Ahead of this year’s Super Bowl, there was much talk about the new turf field that was being built specifically for the big game. Arizona stadium turf was often sub-par — some Michigan and TCU players struggled with footing at the Fiesta Bowl in December — but the NFL reportedly invested time, money and research into guaranteeing a better playing surface. The media wrote rave articles about an enduring new Bermuda compound developed by grass scientists in the state of Oklahoma with an investment from the US Golf Association; Turf Masters spent two years lovingly growing the grass for the game.

But almost from the moment the game started, the grass was disastrous. Turfs flew up when players switched directions, so much so that Fox reported at least six Eagles players swapped out their cleats for shoes with better traction at halftime.

But the slip persisted throughout the game on all possible plays. Here’s Eagles kicker Jake Elliott landing on his butt after slipping on the turf during a kickoff:

Running back Isiah Pacheco slipped while trying to celebrate a touchdown:

My instinct would be to toast the NFL for being careless enough to host a billion-dollar football game without even considering improving the playing surface. But it seems like the NFL put a lot of effort into improving the surface… and the turf guys just did a poor job? I’m not sure if incompetence is worse than carelessness – let’s find someone who can grow some weed!

Winner: Chris Stapleton

Every performance at the Super Bowl was great! No cynicism here!
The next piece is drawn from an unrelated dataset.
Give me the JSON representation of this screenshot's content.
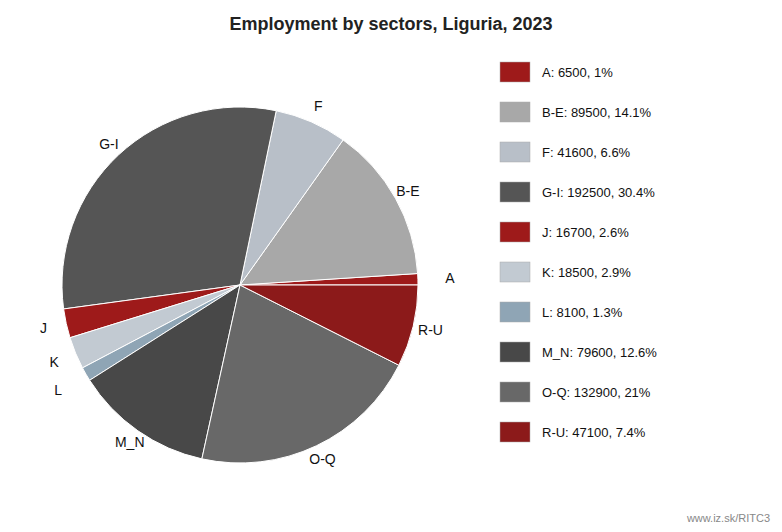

Sheryl Lee Ralph gave a smashing performance of “Lift Every Voice and Sing”; they made Babyface sing “America the Beautiful”; and DON’T SAY ANY BAD ABOUT RIHANNA, SHE WAS IN THE SUPER BOWL HALFTIME SHOW WHILE PREGNANT.

But only one performer made a coach cry: Chris Stapleton’s gentle rendition of the national anthem like Tennessee whiskey. Cameras caught Eagles coach Nick Sirianni with blueberry-sized tears streaming down his face:

It’s possible it was just the emotion of the moment, as opposed to the actual quality of the singing, and that even if DJ Khaled had done the national anthem, Sirianni would have cried. Regardless, it was the most impressive cry we’ve seen on an NFL field since Knowshon Moreno.